🤖 AI Summary
This work addresses the challenge that semantic aggregation may produce claims unsupported by underlying data, with verification hindered by limited context length, high computational cost, and intricate coupling between semantic and symbolic reasoning. The authors reformulate claim verification as a semantic query processing task, compiling natural language claims into executable queries evaluated directly on the original semantic engine. They introduce a unified framework integrating verification-aware optimizations—such as early termination, relevance-based ranking, and confidence sequence estimation—with conventional query optimization techniques. Leveraging semiring provenance theory, the approach generates minimal evidence sets sufficient for verification. Experiments on a real-world restaurant review dataset achieve perfect F1=1.00 while reducing computational cost by 3.2× and latency by 4.0× compared to baselines; even with a weak LLM, it matches or exceeds baseline performance at 1/63 the cost and 1/4.2 the latency.
📝 Abstract
With recent semantic query processing engines, semantic aggregation has become a primitive operator, enabling the reduction of a relation into a natural language aggregate using an LLM. However, the resulting semantic aggregate may contain claims that are not grounded in the underlying relation. Verifying such claims is challenging: they often involve quantifiers, groupings, and comparisons over relations that far exceed LLM context windows and require a costly combination of semantic and symbolic processing.

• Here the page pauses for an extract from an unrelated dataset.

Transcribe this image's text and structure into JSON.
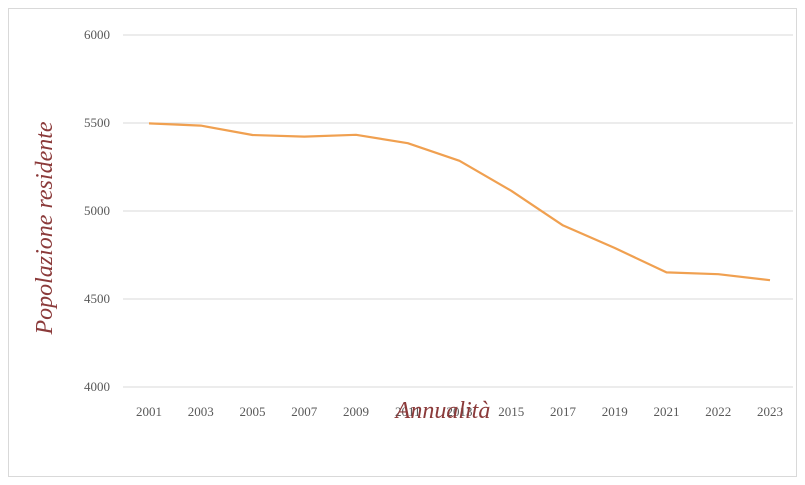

We present Evergreen, a system that recasts claim verification as a semantic query processing task with tailored optimizations and provenance capture. Evergreen compiles each claim into a declarative semantic verification query and executes it on the same engine that produced the aggregate. To reduce cost and latency, Evergreen avoids unnecessary LLM calls through verification-aware optimizations (early stopping, relevance sorting, and estimation with confidence sequences) and general-purpose optimizations for semantic queries (operator fusion, similarity filtering, and prompt caching). Each verdict is accompanied by citations that identify a minimal set of tuples justifying the result, with semantics based on semiring provenance for first-order logic.

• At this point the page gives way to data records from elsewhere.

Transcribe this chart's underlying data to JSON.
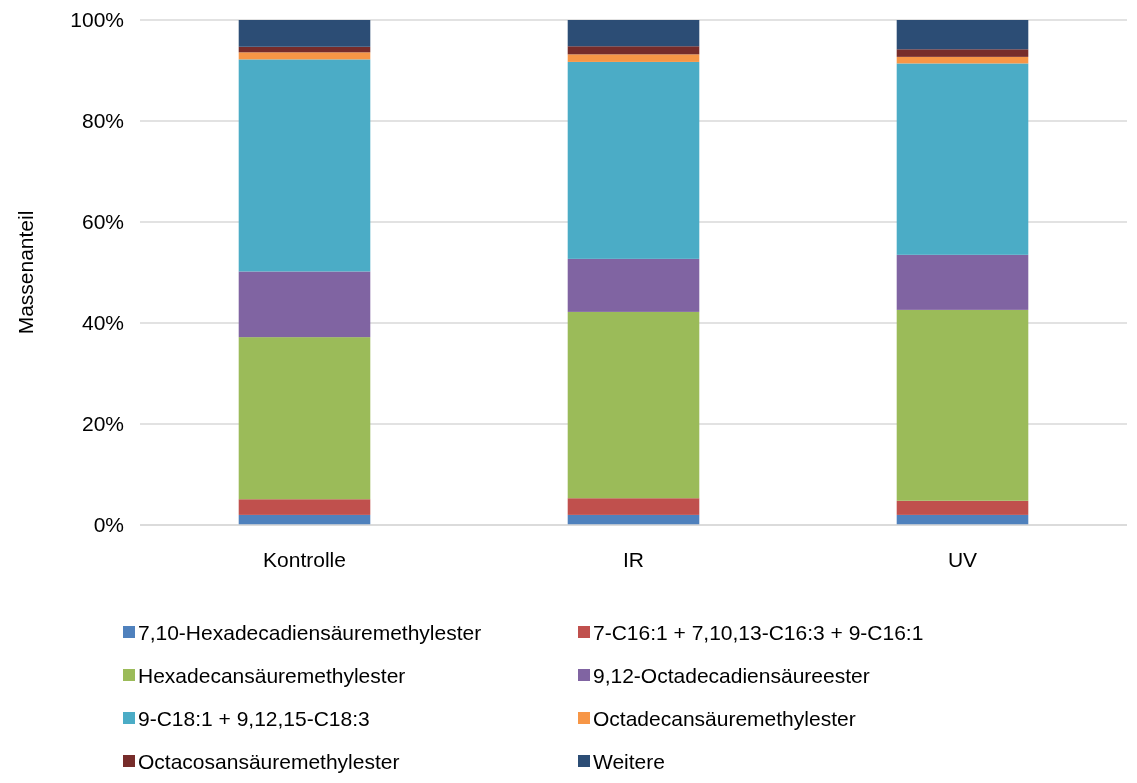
{
  "chart_data": {
    "type": "bar",
    "stacked": true,
    "ylabel": "Massenanteil",
    "categories": [
      "Kontrolle",
      "IR",
      "UV"
    ],
    "series": [
      {
        "name": "7,10-Hexadecadiensäuremethylester",
        "color": "#4f81bd",
        "values": [
          2.0,
          2.0,
          2.0
        ]
      },
      {
        "name": "7-C16:1 + 7,10,13-C16:3 + 9-C16:1",
        "color": "#c0504d",
        "values": [
          3.1,
          3.3,
          2.8
        ]
      },
      {
        "name": "Hexadecansäuremethylester",
        "color": "#9bbb59",
        "values": [
          32.1,
          36.9,
          37.8
        ]
      },
      {
        "name": "9,12-Octadecadiensäureester",
        "color": "#8064a2",
        "values": [
          13.0,
          10.5,
          10.9
        ]
      },
      {
        "name": "9-C18:1 + 9,12,15-C18:3",
        "color": "#4bacc6",
        "values": [
          42.0,
          39.0,
          37.9
        ]
      },
      {
        "name": "Octadecansäuremethylester",
        "color": "#f79646",
        "values": [
          1.4,
          1.5,
          1.3
        ]
      },
      {
        "name": "Octacosansäuremethylester",
        "color": "#772c2a",
        "values": [
          1.1,
          1.6,
          1.5
        ]
      },
      {
        "name": "Weitere",
        "color": "#2c4d75",
        "values": [
          5.3,
          5.2,
          5.8
        ]
      }
    ],
    "ylim": [
      0,
      100
    ],
    "yticks": [
      {
        "value": 0,
        "label": "0%"
      },
      {
        "value": 20,
        "label": "20%"
      },
      {
        "value": 40,
        "label": "40%"
      },
      {
        "value": 60,
        "label": "60%"
      },
      {
        "value": 80,
        "label": "80%"
      },
      {
        "value": 100,
        "label": "100%"
      }
    ],
    "grid": "y",
    "legend": "bottom"
  }
}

On a benchmark of real-world restaurant review datasets reflecting production-inspired workloads, Evergreen achieves excellent verification quality (F1 = 1.00) with a strong LLM while reducing cost by 3.2x and latency by 4.0x compared to unoptimized verification. Even with a significantly weaker LLM, Evergreen outperforms a strong LLM-as-a-judge baseline in F1 at 48x lower cost and 2.3x lower latency. Relative to a retrieval-augmented agent, Evergreen compares favorably in F1 and latency with similar cost when both use a strong LLM; yet, with a much weaker LLM, it achieves the same F1 at 63x lower cost and 4.2x lower latency.